I'm going to get rid of this problem in future by going with an overflow and a sump.


----------



## BaoBeiZhu (Apr 24, 2010)

yeah i moved the koarlia from the big tank to the smaller tank and all it did was push it to the other end

so i should be able to buy the spray bar at the lfs?


----------



## Diztrbd1 (Apr 21, 2010)

What particular filter is on the tank now?


----------



## BaoBeiZhu (Apr 24, 2010)

a eheim 2232 in the 70 gal
and a fx5 in the 210


----------



## monkE (Aug 4, 2010)

you should be able to find spray bars to fit both of those... I think all the hoses are 5/8 ID (inside diameter)


----------



## 2wheelsx2 (Apr 21, 2010)

I'd fit a fluval surface skimmer on the intake of the FX5. It probably is only set up for the smaller series (205, 305, 405), but should be adaptable to the FX5.


----------



## BaoBeiZhu (Apr 24, 2010)

surface skimmer, is it another plug and play item?


----------



## hi-revs (Nov 3, 2010)

surface agitation should cure this problem.

As someone mentioned already, Go with an air stone and a powerful air pump.


----------



## 2wheelsx2 (Apr 21, 2010)

BaoBeiZhu said:


> surface skimmer, is it another plug and play item?


Yup.
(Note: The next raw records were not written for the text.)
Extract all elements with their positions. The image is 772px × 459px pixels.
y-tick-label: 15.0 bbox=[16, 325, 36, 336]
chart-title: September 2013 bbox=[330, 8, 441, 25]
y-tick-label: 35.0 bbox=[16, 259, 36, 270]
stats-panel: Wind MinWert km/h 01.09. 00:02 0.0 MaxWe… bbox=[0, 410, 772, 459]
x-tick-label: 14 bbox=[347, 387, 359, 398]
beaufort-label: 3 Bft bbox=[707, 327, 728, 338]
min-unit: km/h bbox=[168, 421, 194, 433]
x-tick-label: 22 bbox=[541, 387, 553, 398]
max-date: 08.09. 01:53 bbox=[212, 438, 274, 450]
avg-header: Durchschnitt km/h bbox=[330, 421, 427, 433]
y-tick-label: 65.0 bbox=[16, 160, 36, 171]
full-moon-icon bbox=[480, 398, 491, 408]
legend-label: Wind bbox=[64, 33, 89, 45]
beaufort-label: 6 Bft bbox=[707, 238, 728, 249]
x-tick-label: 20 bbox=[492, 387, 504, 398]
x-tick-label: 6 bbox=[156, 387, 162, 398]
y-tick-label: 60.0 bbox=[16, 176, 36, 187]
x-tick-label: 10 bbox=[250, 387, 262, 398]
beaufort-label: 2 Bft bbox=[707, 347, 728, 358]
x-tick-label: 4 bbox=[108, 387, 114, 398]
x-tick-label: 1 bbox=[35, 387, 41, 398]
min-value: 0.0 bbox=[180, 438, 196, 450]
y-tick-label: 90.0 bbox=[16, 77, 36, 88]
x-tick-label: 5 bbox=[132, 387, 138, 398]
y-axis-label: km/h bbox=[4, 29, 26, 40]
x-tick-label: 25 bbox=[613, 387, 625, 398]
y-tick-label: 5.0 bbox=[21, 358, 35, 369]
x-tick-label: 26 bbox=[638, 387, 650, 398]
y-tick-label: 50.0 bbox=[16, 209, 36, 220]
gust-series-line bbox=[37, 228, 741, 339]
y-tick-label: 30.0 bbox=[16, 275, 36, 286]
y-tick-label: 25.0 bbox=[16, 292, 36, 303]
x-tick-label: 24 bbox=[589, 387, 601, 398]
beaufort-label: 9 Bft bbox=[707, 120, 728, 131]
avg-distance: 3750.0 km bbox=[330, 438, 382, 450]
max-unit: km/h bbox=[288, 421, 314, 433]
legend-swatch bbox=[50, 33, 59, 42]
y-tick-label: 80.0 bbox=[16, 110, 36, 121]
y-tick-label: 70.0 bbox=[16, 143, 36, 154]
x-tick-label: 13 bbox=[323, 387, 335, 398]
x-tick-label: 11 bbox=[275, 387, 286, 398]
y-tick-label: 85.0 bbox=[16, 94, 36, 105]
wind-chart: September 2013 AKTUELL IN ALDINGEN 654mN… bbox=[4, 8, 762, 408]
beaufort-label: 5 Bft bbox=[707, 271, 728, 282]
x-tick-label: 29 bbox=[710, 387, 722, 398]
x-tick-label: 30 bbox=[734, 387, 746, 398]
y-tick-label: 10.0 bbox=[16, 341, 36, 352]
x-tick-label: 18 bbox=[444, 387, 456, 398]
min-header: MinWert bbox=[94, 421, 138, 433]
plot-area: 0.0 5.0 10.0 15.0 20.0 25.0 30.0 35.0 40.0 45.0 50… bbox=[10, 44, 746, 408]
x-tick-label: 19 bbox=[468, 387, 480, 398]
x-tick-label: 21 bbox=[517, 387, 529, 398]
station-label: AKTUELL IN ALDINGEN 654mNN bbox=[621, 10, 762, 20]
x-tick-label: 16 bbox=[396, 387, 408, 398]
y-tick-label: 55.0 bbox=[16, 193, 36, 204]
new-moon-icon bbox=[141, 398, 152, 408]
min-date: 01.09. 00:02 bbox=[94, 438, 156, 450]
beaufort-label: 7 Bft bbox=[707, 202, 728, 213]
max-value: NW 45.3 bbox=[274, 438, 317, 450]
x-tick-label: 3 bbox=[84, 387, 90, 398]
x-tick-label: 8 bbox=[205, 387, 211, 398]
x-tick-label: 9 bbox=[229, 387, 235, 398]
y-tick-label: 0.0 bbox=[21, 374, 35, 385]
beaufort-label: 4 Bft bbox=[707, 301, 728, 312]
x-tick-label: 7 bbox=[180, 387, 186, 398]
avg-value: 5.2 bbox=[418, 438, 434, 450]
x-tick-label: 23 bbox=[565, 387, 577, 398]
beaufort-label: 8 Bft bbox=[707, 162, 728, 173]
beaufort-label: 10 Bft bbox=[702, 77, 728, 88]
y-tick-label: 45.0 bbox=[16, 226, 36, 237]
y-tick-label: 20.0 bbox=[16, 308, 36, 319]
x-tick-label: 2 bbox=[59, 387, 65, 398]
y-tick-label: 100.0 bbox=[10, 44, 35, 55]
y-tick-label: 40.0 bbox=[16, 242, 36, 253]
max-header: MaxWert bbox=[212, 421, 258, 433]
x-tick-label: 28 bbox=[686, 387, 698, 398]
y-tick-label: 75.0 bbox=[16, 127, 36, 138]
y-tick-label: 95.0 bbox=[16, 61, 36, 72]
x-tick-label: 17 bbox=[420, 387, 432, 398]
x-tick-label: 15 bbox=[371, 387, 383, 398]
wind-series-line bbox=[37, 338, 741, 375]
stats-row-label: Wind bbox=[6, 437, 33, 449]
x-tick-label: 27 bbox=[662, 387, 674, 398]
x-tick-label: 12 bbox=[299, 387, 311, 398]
This one is for the Aquaclear, but they make one for the Fluvals. Hagen Aquaclear Surface Skimmer


----------



## BaoBeiZhu (Apr 24, 2010)

sweet tanks !


----------



## SeaHorse_Fanatic (Apr 22, 2010)

As others have mentioned, add surface agitation and maybe a surface skimmer attachment to your intake.


----------



## BaoBeiZhu (Apr 24, 2010)

will do, going to get one for each of my tanks tomorrow !


----------